Это страстное желание и побудило поэта обратиться к театру с его заразительной силой воздействия на зрителей.

Осенью 1906 года он сближается с театром знаменитой русской актрисы Веры Федоровны Комиссаржевской. Театр этот только что пригласил нового главного режиссера - Всеволода Эмильевича Мейерхольда, переехал в новое помещение на Офицерской улице и организовал у себя, в основном по субботам, сборища актеров, литераторов, музыкантов, художников.

14 октября Блок читает здесь "Короля на площади". Пьеса, по словам М. А. Бекетовой, имела "бурный успех" (хотя М. А. Кузмин в своем дневнике писал, что она ему "показалась скучной и отвлеченной"). В. Э. Мейерхольд собирался ее ставить, но театральная цензура этому воспрепятствовала.

Оригинальность пьесы была блестяще дополнена фантазией Мейерхольда и оформлявшего спектакль художника Н. Сапунова, а также завораживающей музыкой М. Кузмина.

"Невозможно передать то волнение, которое охватило нас, актеров, - вспоминает В. П. Веригина, - во время генеральной репетиции и особенно на первом представлении.

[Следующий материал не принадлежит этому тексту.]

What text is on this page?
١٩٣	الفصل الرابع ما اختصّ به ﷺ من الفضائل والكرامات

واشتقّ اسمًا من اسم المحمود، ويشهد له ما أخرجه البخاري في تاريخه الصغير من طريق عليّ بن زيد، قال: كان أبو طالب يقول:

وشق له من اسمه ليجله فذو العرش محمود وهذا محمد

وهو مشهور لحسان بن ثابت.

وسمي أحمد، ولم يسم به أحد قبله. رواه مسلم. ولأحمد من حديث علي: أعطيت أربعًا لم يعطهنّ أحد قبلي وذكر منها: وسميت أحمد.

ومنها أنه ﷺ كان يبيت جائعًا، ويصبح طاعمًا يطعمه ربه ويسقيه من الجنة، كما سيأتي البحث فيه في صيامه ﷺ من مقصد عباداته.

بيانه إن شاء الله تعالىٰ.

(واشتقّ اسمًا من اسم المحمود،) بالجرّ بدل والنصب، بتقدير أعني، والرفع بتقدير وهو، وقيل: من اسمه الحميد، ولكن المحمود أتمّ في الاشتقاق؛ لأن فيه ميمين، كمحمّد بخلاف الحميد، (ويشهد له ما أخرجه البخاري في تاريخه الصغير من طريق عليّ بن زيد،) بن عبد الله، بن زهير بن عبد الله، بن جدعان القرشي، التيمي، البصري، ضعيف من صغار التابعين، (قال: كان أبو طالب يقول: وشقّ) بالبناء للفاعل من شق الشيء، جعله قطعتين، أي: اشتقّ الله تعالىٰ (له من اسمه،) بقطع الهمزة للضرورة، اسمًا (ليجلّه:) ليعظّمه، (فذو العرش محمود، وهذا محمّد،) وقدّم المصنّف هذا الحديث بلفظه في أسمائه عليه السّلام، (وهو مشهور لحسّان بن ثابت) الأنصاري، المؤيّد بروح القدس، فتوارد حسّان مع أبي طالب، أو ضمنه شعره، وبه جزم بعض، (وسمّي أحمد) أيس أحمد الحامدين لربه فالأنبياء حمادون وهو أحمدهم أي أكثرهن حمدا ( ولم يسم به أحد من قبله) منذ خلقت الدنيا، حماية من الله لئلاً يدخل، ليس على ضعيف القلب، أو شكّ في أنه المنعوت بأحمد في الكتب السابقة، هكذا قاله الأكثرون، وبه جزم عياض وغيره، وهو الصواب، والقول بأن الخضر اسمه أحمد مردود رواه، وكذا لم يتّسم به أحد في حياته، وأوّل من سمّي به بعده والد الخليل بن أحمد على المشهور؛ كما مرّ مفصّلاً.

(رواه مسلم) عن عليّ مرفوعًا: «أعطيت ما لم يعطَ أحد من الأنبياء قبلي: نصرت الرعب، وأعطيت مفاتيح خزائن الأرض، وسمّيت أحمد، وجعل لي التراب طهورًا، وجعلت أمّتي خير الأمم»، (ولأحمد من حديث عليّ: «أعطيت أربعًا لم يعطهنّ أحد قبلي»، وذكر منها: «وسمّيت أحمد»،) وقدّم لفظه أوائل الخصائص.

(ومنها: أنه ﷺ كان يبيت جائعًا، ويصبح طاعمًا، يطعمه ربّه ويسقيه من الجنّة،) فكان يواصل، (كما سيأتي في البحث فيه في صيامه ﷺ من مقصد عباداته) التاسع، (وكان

Когда мы надели полумаски, когда зазвучала музыка, обаятельная, вводящая в "очарованный круг", что-то случилось такое, что заставило каждого отрешиться от своей сущности".

"Балаганчик" прошел со скандальчиком, - писал жене 31 декабря 1906 года, на следующий день после премьеры, Георгий Чулков, - и хлопали, и свистели... Блок выходил кланяться с глупенькой улыбкой. Ужасно был смешной и трогательно прижимал к сердцу крошечный букетик, брошенный женской рукой... Кто-то наверху свистел в свисток, угрюмо и упорно".

"Сумасшедший дом!" - гневались староверы.

Это был спектакль, нашумевший в истории русского театра.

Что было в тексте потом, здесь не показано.